I. Origin of the Baptists
II. History of the Baptists.
III. Standing and Number of the Baptists.
IV. The Doctrines of the Church.
V. Baptism.
VI. Baptisteries.
VII. Infant Baptism.
VIII. The Lord’s Supper.
IX. The Church.
X. Baptism in the New Testament.
This work is not a personal history. For fifteen years I was a layman in the Protestant Episcopal Church, and having had my attention called to the subjects and mode of Baptism, after two years of careful study of the subject I deemed it my duty to unite with the Baptists.
In my examination of the subject I found it necessary to read a great many tracts, pamphlets, and books, none of which covered completely the whole ground. Feeling the need of a comprehensive little work to place in the hands of young converts, and those desiring to know the distinctive principles of the Baptists, I prepared the following volume. I claim for it no originality. It is simply a compilation of facts, and the arguments of others, culled from numerous sources after careful and voluminous reading. But as he who would obtain credit for constructing a new edifice largely from old material, with the addition of a little new, must see to it that the old material is not too conspicuous, and as I remember that the class of persons for whom this is written care more to see the finished building than the method, manner, and material of its construction, I have arranged the facts and arguments culled, so that their source and authorship is not evident.
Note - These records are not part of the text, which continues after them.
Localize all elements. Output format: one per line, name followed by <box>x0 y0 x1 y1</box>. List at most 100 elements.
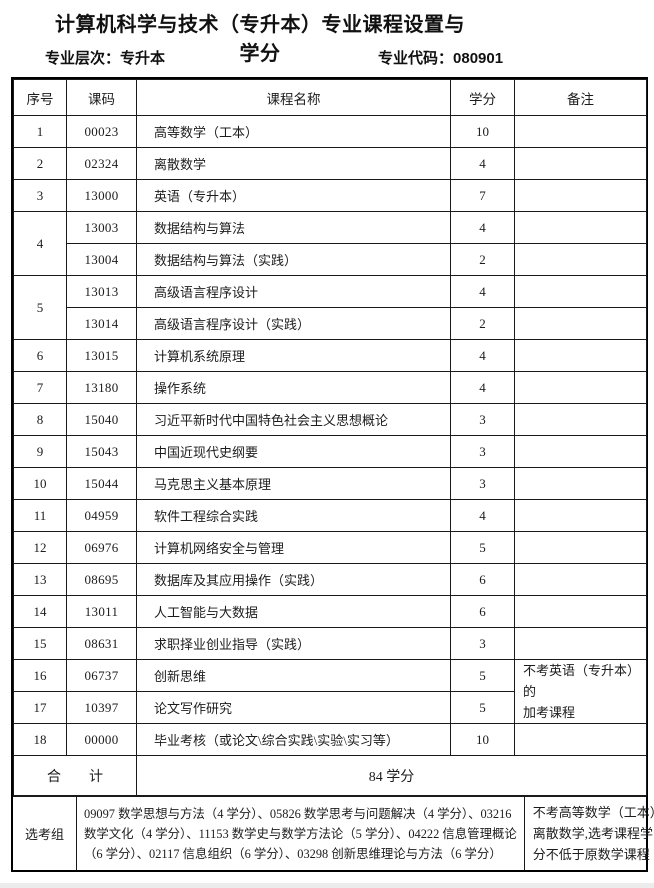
cell-note <box>514 403 647 436</box>
cell-name: 人工智能与大数据 <box>136 595 451 628</box>
cell-name: 求职择业创业指导（实践） <box>136 627 451 660</box>
cell-credits: 2 <box>450 243 515 276</box>
cell-code: 15040 <box>66 403 137 436</box>
note-line: 加考课程 <box>523 705 576 720</box>
cell-credits: 5 <box>450 691 515 724</box>
cell-credits: 6 <box>450 595 515 628</box>
header-no: 序号 <box>13 79 67 116</box>
cell-no: 17 <box>13 691 67 724</box>
cell-note <box>514 307 647 340</box>
selection-course-line: 数学文化（4 学分）、11153 数学史与数学方法论（5 学分）、04222 信… <box>84 826 517 841</box>
cell-credits: 3 <box>450 403 515 436</box>
table-row: 12 06976 计算机网络安全与管理 5 <box>13 531 647 564</box>
cell-credits: 3 <box>450 627 515 660</box>
cell-code: 08631 <box>66 627 137 660</box>
cell-no: 16 <box>13 659 67 692</box>
cell-code: 02324 <box>66 147 137 180</box>
cell-credits: 5 <box>450 659 515 692</box>
header-note: 备注 <box>514 79 647 116</box>
table-row: 4 13003 数据结构与算法 4 <box>13 211 647 276</box>
selection-course-line: （6 学分）、02117 信息组织（6 学分）、03298 创新思维理论与方法（… <box>84 846 502 861</box>
cell-name: 数据库及其应用操作（实践） <box>136 563 451 596</box>
cell-code: 13013 <box>66 275 137 308</box>
cell-no: 11 <box>13 499 67 532</box>
table-row: 15 08631 求职择业创业指导（实践） 3 <box>13 627 647 660</box>
cell-name: 数据结构与算法（实践） <box>136 243 451 276</box>
meta-level-value: 专升本 <box>120 50 166 67</box>
page-title: 计算机科学与技术（专升本）专业课程设置与学分 <box>55 14 465 65</box>
course-table-container: 序号 课码 课程名称 学分 备注 1 00023 高等数学（工本） 10 2 0… <box>11 77 654 872</box>
cell-name: 高级语言程序设计（实践） <box>136 307 451 340</box>
cell-credits: 4 <box>450 339 515 372</box>
cell-note <box>514 371 647 404</box>
selection-note-line: 不考高等数学（工本）、 <box>532 805 654 820</box>
cell-name: 离散数学 <box>136 147 451 180</box>
selection-group-courses: 09097 数学思想与方法（4 学分）、05826 数学思考与问题解决（4 学分… <box>77 797 524 870</box>
cell-note <box>514 147 647 180</box>
cell-no: 9 <box>13 435 67 468</box>
cell-note <box>514 595 647 628</box>
table-row: 17 10397 论文写作研究 5 <box>13 691 647 724</box>
table-row: 8 15040 习近平新时代中国特色社会主义思想概论 3 <box>13 403 647 436</box>
cell-name: 计算机网络安全与管理 <box>136 531 451 564</box>
table-row: 13014 高级语言程序设计（实践） 2 <box>14 307 647 340</box>
cell-no: 10 <box>13 467 67 500</box>
cell-name: 英语（专升本） <box>136 179 451 212</box>
meta-level: 专业层次：专升本 <box>45 47 165 68</box>
meta-code-label: 专业代码： <box>378 50 454 67</box>
cell-name: 高级语言程序设计 <box>136 275 451 308</box>
cell-credits: 4 <box>450 211 515 244</box>
page-bottom-strip <box>0 883 654 888</box>
cell-code: 08695 <box>66 563 137 596</box>
table-row: 18 00000 毕业考核（或论文\综合实践\实验\实习等） 10 <box>13 723 647 756</box>
cell-code: 06976 <box>66 531 137 564</box>
total-label: 合 计 <box>13 755 137 796</box>
cell-name: 高等数学（工本） <box>136 115 451 148</box>
header-credits: 学分 <box>450 79 515 116</box>
cell-code: 00000 <box>66 723 137 756</box>
cell-no: 1 <box>13 115 67 148</box>
cell-no: 14 <box>13 595 67 628</box>
table-row: 6 13015 计算机系统原理 4 <box>13 339 647 372</box>
cell-name: 计算机系统原理 <box>136 339 451 372</box>
total-row: 合 计 84 学分 <box>13 755 647 796</box>
cell-no: 5 <box>13 275 67 340</box>
selection-group-row: 选考组 09097 数学思想与方法（4 学分）、05826 数学思考与问题解决（… <box>13 796 654 870</box>
cell-credits: 4 <box>450 371 515 404</box>
cell-credits: 10 <box>450 115 515 148</box>
table-row: 9 15043 中国近现代史纲要 3 <box>13 435 647 468</box>
cell-code: 13011 <box>66 595 137 628</box>
selection-note-line: 离散数学,选考课程学 <box>532 826 654 841</box>
cell-code: 10397 <box>66 691 137 724</box>
cell-credits: 10 <box>450 723 515 756</box>
cell-name: 操作系统 <box>136 371 451 404</box>
cell-code: 15043 <box>66 435 137 468</box>
cell-name: 习近平新时代中国特色社会主义思想概论 <box>136 403 451 436</box>
selection-note-line: 分不低于原数学课程 <box>532 847 650 862</box>
cell-code: 13180 <box>66 371 137 404</box>
table-row: 1 00023 高等数学（工本） 10 <box>13 115 647 148</box>
meta-code: 专业代码：080901 <box>378 47 503 68</box>
note-line: 不考英语（专升本）的 <box>523 663 641 699</box>
cell-code: 13003 <box>66 211 137 244</box>
table-row: 14 13011 人工智能与大数据 6 <box>13 595 647 628</box>
cell-code: 13014 <box>66 307 137 340</box>
cell-code: 13000 <box>66 179 137 212</box>
cell-name: 论文写作研究 <box>136 691 451 724</box>
header-name: 课程名称 <box>136 79 451 116</box>
cell-note-english-addon: 不考英语（专升本）的 加考课程 <box>514 659 647 724</box>
header-row: 序号 课码 课程名称 学分 备注 <box>13 79 647 116</box>
cell-note <box>514 563 647 596</box>
cell-note <box>514 499 647 532</box>
total-value: 84 学分 <box>136 755 647 796</box>
cell-credits: 3 <box>450 435 515 468</box>
cell-credits: 3 <box>450 467 515 500</box>
cell-note <box>514 627 647 660</box>
course-table: 序号 课码 课程名称 学分 备注 1 00023 高等数学（工本） 10 2 0… <box>13 79 647 796</box>
table-row: 13004 数据结构与算法（实践） 2 <box>14 243 647 276</box>
cell-no: 6 <box>13 339 67 372</box>
cell-note <box>514 211 647 244</box>
cell-note <box>514 435 647 468</box>
cell-note <box>514 339 647 372</box>
cell-name: 马克思主义基本原理 <box>136 467 451 500</box>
At the same time I have acknowledged my indebtedness to all who may recognize their own offspring in the garb of a foreigner.
The Author.
September 1, 1887.
Almost all the Anti-papist denominations date, either directly or indirectly, from the Reformation of the sixteenth century. The Protestant Episcopal, Lutheran, and Presbyterian Churches, came out from the Roman Catholic Church, and the Methodist Episcopal Church came from the Protestant Episcopal Church.